Thought du jour

The Net is a way to work around the silos that substitute for it.

This came to me after seeing “Twitter is over capacity.” for the Nth time.

Twitter will be better off when it’s the best of its own breed, rather than the only place to do what can only be done there.

That’s why questions like Dave’s are essential.

Not saying that exclusivity, or exclusive advantages, are wrong and should not be rewarded. I am saying that walled gardens are inherently inadequate in a networked world.

Twitter is a terrific tool that needs to be just as open at the back end as Dave wants it to be at the front. Not sure how to do that, but I am sure it needs to be done.



5 responses to “Thought du jour”

  1. An open source client will enable multiple back-ends, transparent for the users.

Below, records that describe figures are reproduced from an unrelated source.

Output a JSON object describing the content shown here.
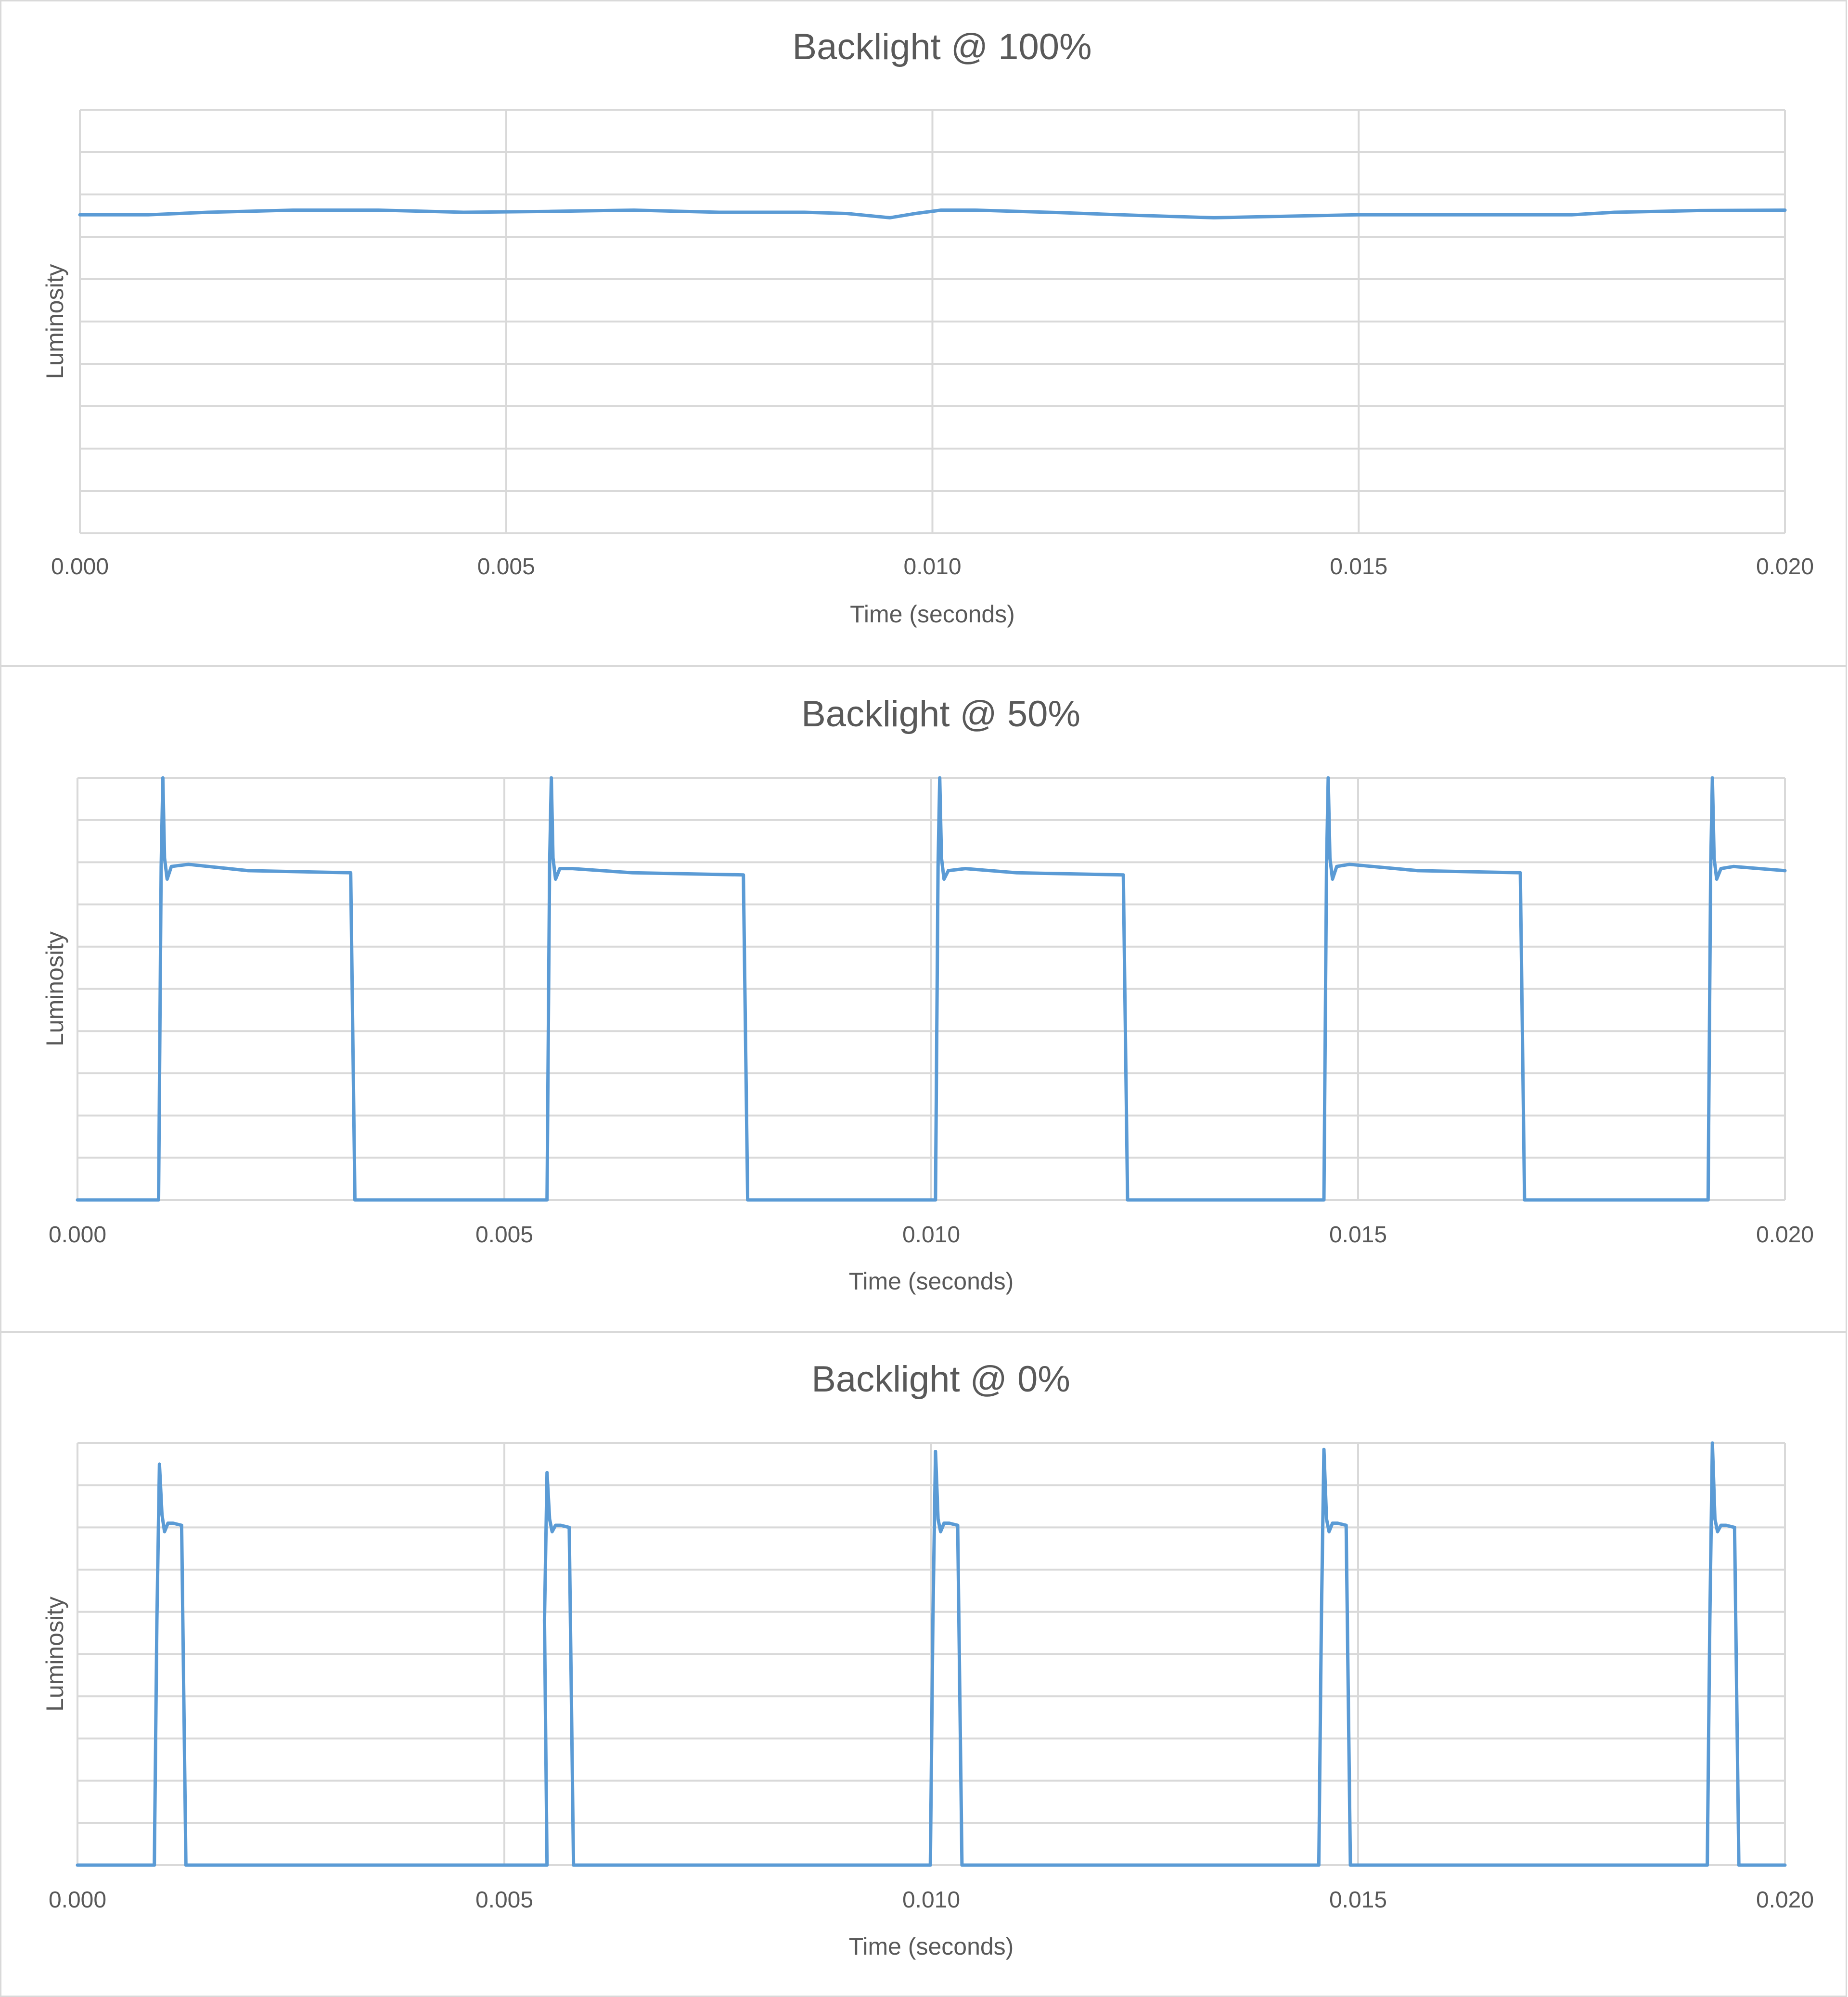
{
  "chart_data": [
    {
      "type": "line",
      "title": "Backlight @ 100%",
      "xlabel": "Time (seconds)",
      "ylabel": "Luminosity",
      "xlim": [
        0,
        0.02
      ],
      "ylim": [
        0,
        10
      ],
      "y_gridlines": 10,
      "grid": "horizontal and vertical",
      "x_ticks": [
        "0.000",
        "0.005",
        "0.010",
        "0.015",
        "0.020"
      ],
      "x_tick_values": [
        0,
        0.005,
        0.01,
        0.015,
        0.02
      ],
      "series": [
        {
          "color": "#5b9bd5",
          "x": [
            0,
            0.0008,
            0.0015,
            0.0025,
            0.0035,
            0.0045,
            0.0055,
            0.0065,
            0.0075,
            0.0085,
            0.009,
            0.0095,
            0.0098,
            0.0101,
            0.0105,
            0.0115,
            0.0125,
            0.0133,
            0.014,
            0.015,
            0.016,
            0.017,
            0.0175,
            0.018,
            0.019,
            0.02
          ],
          "y": [
            7.52,
            7.52,
            7.58,
            7.63,
            7.63,
            7.58,
            7.6,
            7.63,
            7.58,
            7.58,
            7.55,
            7.45,
            7.55,
            7.63,
            7.63,
            7.57,
            7.5,
            7.45,
            7.48,
            7.52,
            7.52,
            7.52,
            7.52,
            7.58,
            7.62,
            7.63
          ]
        }
      ]
    },
    {
      "type": "line",
      "title": "Backlight @ 50%",
      "xlabel": "Time (seconds)",
      "ylabel": "Luminosity",
      "xlim": [
        0,
        0.02
      ],
      "ylim": [
        0,
        10
      ],
      "y_gridlines": 10,
      "grid": "horizontal and vertical",
      "x_ticks": [
        "0.000",
        "0.005",
        "0.010",
        "0.015",
        "0.020"
      ],
      "x_tick_values": [
        0,
        0.005,
        0.01,
        0.015,
        0.02
      ],
      "series": [
        {
          "color": "#5b9bd5",
          "x": [
            0,
            0.00095,
            0.00098,
            0.001,
            0.00102,
            0.00105,
            0.0011,
            0.0013,
            0.002,
            0.0032,
            0.00325,
            0.0055,
            0.00553,
            0.00555,
            0.00557,
            0.0056,
            0.00565,
            0.0058,
            0.0065,
            0.0078,
            0.00785,
            0.01005,
            0.01008,
            0.0101,
            0.01012,
            0.01015,
            0.0102,
            0.0104,
            0.011,
            0.01225,
            0.0123,
            0.0146,
            0.01463,
            0.01465,
            0.01467,
            0.0147,
            0.01475,
            0.0149,
            0.0157,
            0.0169,
            0.01695,
            0.0191,
            0.01913,
            0.01915,
            0.01917,
            0.0192,
            0.01925,
            0.0194,
            0.02
          ],
          "y": [
            0,
            0,
            7.9,
            10,
            8.1,
            7.6,
            7.9,
            7.95,
            7.8,
            7.75,
            0,
            0,
            7.9,
            10,
            8.1,
            7.6,
            7.85,
            7.85,
            7.75,
            7.7,
            0,
            0,
            7.9,
            10,
            8.1,
            7.6,
            7.8,
            7.85,
            7.75,
            7.7,
            0,
            0,
            7.9,
            10,
            8.1,
            7.6,
            7.9,
            7.95,
            7.8,
            7.75,
            0,
            0,
            7.9,
            10,
            8.1,
            7.6,
            7.85,
            7.9,
            7.8
          ]
        }
      ]
    },
    {
      "type": "line",
      "title": "Backlight @ 0%",
      "xlabel": "Time (seconds)",
      "ylabel": "Luminosity",
      "xlim": [
        0,
        0.02
      ],
      "ylim": [
        0,
        10
      ],
      "y_gridlines": 10,
      "grid": "horizontal and vertical",
      "x_ticks": [
        "0.000",
        "0.005",
        "0.010",
        "0.015",
        "0.020"
      ],
      "x_tick_values": [
        0,
        0.005,
        0.01,
        0.015,
        0.02
      ],
      "series": [
        {
          "color": "#5b9bd5",
          "x": [
            0,
            0.0009,
            0.00093,
            0.00096,
            0.00099,
            0.00102,
            0.00106,
            0.00112,
            0.00122,
            0.00127,
            0.0055,
            0.00547,
            0.0055,
            0.00553,
            0.00556,
            0.0056,
            0.00566,
            0.00576,
            0.00581,
            0.00999,
            0.01002,
            0.01005,
            0.01008,
            0.01011,
            0.01015,
            0.01021,
            0.01031,
            0.01036,
            0.01454,
            0.01457,
            0.0146,
            0.01463,
            0.01466,
            0.0147,
            0.01476,
            0.01486,
            0.01491,
            0.01909,
            0.01912,
            0.01915,
            0.01918,
            0.01921,
            0.01925,
            0.01931,
            0.01941,
            0.01946,
            0.02
          ],
          "y": [
            0,
            0,
            5.8,
            9.5,
            8.3,
            7.9,
            8.1,
            8.1,
            8.05,
            0,
            0,
            5.8,
            9.3,
            8.2,
            7.9,
            8.05,
            8.05,
            8.0,
            0,
            0,
            5.8,
            9.8,
            8.2,
            7.9,
            8.1,
            8.1,
            8.05,
            0,
            0,
            5.8,
            9.85,
            8.2,
            7.9,
            8.1,
            8.1,
            8.05,
            0,
            0,
            5.8,
            10,
            8.2,
            7.9,
            8.05,
            8.05,
            8.0,
            0,
            0
          ]
        }
      ]
    }
  ]
}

  2. What we need is a way to share our metadata without silos, so we can better connect around shared, right now, purpose. IMHO, of course.

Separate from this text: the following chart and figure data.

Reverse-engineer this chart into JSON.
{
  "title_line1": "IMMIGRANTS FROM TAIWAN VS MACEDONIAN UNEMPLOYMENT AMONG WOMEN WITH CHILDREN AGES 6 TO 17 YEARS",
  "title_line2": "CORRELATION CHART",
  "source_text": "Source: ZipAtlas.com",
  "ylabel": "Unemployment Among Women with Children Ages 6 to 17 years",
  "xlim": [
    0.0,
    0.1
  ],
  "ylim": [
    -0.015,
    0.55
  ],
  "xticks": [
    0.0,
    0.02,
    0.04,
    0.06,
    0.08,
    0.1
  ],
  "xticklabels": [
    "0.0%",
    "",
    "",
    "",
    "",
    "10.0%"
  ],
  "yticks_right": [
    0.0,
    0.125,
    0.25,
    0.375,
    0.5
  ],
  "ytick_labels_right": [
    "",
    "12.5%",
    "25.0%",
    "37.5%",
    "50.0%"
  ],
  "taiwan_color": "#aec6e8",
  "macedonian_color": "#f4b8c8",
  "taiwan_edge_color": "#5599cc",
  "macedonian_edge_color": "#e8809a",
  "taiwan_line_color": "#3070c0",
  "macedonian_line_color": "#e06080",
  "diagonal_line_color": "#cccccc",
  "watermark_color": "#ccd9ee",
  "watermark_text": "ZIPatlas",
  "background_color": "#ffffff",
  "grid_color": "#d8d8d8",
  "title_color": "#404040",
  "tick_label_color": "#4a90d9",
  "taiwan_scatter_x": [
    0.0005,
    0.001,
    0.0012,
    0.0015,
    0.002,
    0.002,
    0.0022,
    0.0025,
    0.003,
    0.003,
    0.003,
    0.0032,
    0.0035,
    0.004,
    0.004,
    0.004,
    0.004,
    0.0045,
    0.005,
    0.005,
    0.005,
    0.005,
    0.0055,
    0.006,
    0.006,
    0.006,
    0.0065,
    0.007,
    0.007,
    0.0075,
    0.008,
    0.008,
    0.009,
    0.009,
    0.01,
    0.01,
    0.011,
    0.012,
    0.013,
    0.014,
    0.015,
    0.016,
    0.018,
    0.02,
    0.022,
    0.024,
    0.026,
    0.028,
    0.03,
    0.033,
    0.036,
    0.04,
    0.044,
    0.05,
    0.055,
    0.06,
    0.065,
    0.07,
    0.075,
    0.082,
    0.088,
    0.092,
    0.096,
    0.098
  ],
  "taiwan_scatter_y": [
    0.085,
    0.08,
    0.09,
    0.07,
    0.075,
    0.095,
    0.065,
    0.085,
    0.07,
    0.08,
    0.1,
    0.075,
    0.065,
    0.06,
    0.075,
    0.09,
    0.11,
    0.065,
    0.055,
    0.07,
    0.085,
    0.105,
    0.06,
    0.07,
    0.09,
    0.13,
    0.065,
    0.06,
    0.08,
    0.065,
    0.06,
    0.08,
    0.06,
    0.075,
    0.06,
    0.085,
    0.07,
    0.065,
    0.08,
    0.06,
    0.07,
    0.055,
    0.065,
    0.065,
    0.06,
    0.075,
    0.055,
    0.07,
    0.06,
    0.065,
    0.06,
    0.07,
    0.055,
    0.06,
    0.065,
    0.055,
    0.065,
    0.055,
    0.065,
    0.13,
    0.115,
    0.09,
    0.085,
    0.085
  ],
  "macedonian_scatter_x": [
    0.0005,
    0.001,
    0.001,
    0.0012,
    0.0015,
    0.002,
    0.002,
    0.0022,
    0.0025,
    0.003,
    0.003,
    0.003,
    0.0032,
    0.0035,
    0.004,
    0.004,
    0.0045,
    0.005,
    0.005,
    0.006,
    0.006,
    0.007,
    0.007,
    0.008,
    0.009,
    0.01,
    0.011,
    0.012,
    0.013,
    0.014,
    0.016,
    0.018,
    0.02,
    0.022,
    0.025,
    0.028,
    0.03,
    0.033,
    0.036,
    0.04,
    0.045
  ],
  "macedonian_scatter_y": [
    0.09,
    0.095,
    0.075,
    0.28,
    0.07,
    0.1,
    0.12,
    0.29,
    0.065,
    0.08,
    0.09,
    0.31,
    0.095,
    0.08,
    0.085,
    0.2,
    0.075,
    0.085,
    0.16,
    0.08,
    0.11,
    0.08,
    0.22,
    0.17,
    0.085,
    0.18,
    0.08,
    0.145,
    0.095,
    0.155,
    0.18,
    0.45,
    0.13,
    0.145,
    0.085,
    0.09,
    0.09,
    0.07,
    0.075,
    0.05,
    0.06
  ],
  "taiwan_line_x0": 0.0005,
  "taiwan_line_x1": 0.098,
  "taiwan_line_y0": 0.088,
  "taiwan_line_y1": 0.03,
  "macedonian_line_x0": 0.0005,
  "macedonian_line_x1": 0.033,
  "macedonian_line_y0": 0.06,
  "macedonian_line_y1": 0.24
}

  3. COMPETITION IS THE BEST INCENTIVE, who will set up shop and enter the fray?

  4. It continues to amaze me that a flow of about 10 tweets/second is too much for twitter to handle. It’s obvious that they need a complete redesign of their architecture from one based on an overworked RDBMS to one based on message queues and a small cluster of UI engines on the outskirts.
    I think it would be a cool idea to have someone sponsor a contest to see who could come up with a twitter core replacement. You’d have to be able to sustain traffic rates of at least 10 tweets/second at the core just to be able to enter the contest. I’d be willing to bet that someone could figure out how to get at least 1000 times flow as a core router, with the UI boxes handling at least 100 simultaneous users.
    It’s not rocket science, but it does need computer science.
    –Mike–

  5. We actually considered open sourcing a version of our technology (grazr) for doing Twitter-like things. We serve several million feeds per month based on reading lists (opml) as well as “streams” (merged river-of-news like feeds) that we do with sub second response times (when properly tuned, we’re in the middle of some mods right now slowing it down).

    Not to toot our own horn, but we do all of that with the contents of the feeds (a lot more than 140 characters), so the amounts of data we handle is at least an order of magnitude higher than Twitter (according to my back of the envelope calculations). So yes, it’s clearly a solvable problem.

    We decided not to pursue this path though because we assumed Twitter would get it’s act together and that its userbase and general user loyalty would allow it to weather this current storm. That may have been a faulty assumption, I’m not so sure it’s going to survive after seeing how badly it’s been falling over lately.